Lunch with Prof. Carlo Ratti

19 Jan. 2016

This year’s annual WEF guest professor was Carlo Ratti from MIT’s Department of Urban Studies and Planning, who took time and energy from a frenetic journey that started in Singapore and would proceed to Davos.

On January 19th, 11 alums from as far as Lausanne and Fribourg joined Carlo for lunch at Loft5 in Zürich, to hear this visionary architect and engineer in person. In an interview with WIRED magazine, he states that his projects “focus on how new technologies are changing the way we understand, design and ultimately live in cities…on one of our projects, Underworlds, collects and analyses biochemical information from sewage water.” Ratti, who prefers to design, rather than predict our future, sees the most significant recent development as “the internet, which by then will have entered not only into our lives, but also into our bodies.”


We were eager to hear more. Here an excerpt of the discussion that made time fly before Carlo headed off to meet the politicians, rock stars, and (what he ironically called) “plutocrats” in the “equalizing snow” of the alps:

In the age of big data, Ratti’s research focuses on multiple aspects of the city. According to one of his studies, ride sharing could reduce the number of taxis in NYC dramatically (I think he said from 12k to 8k). Referring to his Davos message, he explained that the role of government will be to regulate and drive integration of software protocols and interfaces so the efficient use of urban resources (not just fresh air and vehicles, but the actual number of streets could be closed to traffic), can become reality. Today a driver needs to have several phones mounted on his dashboard to choose between all possible requests from proprietary platforms. Without intervention, market forces and winner-take-all business models will perpetuate absurd practices like these.


The conversation inevitably turned to the urban future, when he asked us what our favourite cities were. Sydney, Paris, London, were among the top, while Carlo praised the juxtaposition of nature and manmade habitat in Darwin, Australia.
He playfully imagined a mass customization of the urban experience, in which residents wish for “the topography of Prague, together with climate of Naples, the nightlife of Rio, and the fusion cooking of San Francisco”.

We asked MIT’s Director of Senseable Labs about the building projects he is working on.

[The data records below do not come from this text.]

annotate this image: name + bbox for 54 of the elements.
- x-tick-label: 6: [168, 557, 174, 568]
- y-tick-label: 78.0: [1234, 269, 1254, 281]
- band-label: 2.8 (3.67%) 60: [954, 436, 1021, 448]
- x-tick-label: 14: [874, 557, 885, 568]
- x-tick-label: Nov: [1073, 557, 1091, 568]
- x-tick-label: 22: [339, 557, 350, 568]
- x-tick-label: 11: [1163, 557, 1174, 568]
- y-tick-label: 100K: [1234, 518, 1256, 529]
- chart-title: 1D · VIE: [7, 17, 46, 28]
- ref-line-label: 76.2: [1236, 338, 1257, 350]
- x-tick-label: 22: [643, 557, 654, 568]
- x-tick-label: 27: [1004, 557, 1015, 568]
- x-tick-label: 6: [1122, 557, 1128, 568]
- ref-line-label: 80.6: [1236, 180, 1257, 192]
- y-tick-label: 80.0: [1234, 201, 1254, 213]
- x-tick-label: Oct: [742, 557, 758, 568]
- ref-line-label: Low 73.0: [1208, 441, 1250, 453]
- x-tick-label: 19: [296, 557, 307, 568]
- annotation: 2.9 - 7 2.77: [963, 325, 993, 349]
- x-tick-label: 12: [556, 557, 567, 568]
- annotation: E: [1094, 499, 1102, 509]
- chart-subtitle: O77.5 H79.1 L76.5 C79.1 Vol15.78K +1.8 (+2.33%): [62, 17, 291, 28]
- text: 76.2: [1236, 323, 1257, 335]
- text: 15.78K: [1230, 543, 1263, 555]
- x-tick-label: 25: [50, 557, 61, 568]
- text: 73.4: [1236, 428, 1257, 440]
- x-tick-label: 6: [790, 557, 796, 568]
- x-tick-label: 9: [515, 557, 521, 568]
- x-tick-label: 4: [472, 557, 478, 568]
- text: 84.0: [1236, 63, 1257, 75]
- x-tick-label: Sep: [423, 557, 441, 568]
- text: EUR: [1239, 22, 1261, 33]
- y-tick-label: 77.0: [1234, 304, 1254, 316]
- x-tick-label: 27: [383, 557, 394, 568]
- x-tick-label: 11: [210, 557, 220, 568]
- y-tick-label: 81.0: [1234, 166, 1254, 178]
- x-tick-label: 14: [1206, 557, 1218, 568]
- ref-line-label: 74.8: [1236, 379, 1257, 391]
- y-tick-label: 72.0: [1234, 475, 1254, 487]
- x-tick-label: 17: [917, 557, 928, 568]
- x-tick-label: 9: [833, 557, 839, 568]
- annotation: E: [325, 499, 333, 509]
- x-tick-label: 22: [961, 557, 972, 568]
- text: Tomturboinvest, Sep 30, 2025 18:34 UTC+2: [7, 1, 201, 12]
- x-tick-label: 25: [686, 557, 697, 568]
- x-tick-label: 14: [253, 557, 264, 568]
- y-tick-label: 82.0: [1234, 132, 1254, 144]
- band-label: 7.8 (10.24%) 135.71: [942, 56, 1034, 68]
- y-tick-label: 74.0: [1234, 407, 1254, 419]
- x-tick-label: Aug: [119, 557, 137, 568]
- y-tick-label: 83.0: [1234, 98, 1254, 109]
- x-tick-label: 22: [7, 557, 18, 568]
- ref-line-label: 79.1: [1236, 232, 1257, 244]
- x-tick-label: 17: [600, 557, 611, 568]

His architecture firm, Ratti Associates is currently building Singapore’s highest skyscraper: “Yes, we do a lot of brick and mortar work, but we want to create dynamic interactions in the cities they are in. Buildings should respond to us like human beings. Can heating, lighting, and cooling for example follow you interactively as you move in the rooms?” By the way, it is worth watching the presentation of “Architecture that senses and responds” in his TED talk


We heard that the future of the city has two possible scenarios: 1) either be run centrally by a single corporation (he named IBM but probably didn’t mean them literally), or 2) an ecosystem which is run bottoms-up by its residents. Which one would we prefer?


And in spite of what we might expect from a data guru, Carlo Ratti sees technology as central to most change, but not exclusively so:
“Why are we here together today? We could have had a skype lunch and talked about the same things. But you can’t substitute or model experiences. All of us have come together for just that.”